AIgora
ETH Zurich & Dauphine students: join our team—seeking Google Cloud deployment or UI developers; WhatsApp +33781792161
YouTube Video
Project Description
Our project supports investors and business owners in making informed decisions through a multi-agent, two-step process.
First, specialized agents perform parallel analyses: one evaluates financial aspects, while the other examines societal and market impacts. Next, an aggregation agent synthesizes these findings. Then, two additional agents assess pros and cons, enabling quick and actionable insights. A final agent consolidates the positive and negative arguments to provide the user with the most relevant recommendations.
By parallelizing tasks wherever possible, the system delivers efficient and comprehensive decision support.
Currently, our agents focus on financial and societal aspects. In future works, we can add an environmental agent and others to broaden the scope and provide even more comprehensive analyses.
Prior Work
Initially, our frontend displayed each step of the thinking process: analysis agents, pros and cons agents, and synthesizer agents.
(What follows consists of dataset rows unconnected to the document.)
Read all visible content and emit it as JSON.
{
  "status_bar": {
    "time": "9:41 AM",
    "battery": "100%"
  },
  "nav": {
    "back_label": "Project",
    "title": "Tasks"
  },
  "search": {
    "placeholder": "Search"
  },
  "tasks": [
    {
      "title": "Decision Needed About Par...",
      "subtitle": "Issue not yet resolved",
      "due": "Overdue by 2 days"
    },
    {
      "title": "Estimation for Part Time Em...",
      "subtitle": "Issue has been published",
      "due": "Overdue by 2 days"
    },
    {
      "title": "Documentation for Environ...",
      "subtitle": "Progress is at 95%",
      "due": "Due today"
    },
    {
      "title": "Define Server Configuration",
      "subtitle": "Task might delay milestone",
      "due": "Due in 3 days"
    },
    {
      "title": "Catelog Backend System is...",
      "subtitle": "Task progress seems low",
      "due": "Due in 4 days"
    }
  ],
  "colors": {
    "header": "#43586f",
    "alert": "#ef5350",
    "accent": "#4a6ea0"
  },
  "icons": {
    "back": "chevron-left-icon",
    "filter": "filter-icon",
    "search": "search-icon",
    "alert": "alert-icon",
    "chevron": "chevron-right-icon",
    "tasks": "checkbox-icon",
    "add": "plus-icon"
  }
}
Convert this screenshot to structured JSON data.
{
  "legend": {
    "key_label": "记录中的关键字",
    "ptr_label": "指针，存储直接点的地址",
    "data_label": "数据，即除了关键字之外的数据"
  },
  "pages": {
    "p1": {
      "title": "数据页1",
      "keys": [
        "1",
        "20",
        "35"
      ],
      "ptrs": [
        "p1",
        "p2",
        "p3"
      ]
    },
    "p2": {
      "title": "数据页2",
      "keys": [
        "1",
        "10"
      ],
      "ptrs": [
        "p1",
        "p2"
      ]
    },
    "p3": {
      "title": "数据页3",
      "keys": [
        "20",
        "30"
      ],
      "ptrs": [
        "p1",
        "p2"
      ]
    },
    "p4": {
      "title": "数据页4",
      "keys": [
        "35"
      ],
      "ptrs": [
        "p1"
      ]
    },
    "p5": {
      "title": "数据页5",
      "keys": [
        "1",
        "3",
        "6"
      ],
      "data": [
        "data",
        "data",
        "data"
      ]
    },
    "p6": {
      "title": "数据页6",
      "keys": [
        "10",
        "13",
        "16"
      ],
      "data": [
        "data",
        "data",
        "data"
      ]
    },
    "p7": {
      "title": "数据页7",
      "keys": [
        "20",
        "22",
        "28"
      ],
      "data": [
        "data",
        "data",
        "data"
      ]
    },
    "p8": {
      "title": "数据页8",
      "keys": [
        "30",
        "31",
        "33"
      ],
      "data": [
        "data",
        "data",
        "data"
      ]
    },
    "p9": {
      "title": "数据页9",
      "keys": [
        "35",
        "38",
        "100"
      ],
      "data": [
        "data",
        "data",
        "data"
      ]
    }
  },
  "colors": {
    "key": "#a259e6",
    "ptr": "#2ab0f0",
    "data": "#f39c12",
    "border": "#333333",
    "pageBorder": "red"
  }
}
It provided users with insights into the procedure, including a loading bar. However, this approach did not fully leverage the potential of parallel and sequential agents, as we were calling them one by one. This created a difficult trade-off between speed and user experience.
Since code quality and structure were key judging criteria, we aimed to make agent interactions as efficient as possible. To enhance user experience, we began integrating insights from the agents’ reasoning, paving the way for a multi-agent system that effectively supports investors and business owners.
Due to integrations issues we had to change the frontend last minute making it less stylish than we hoped it would be.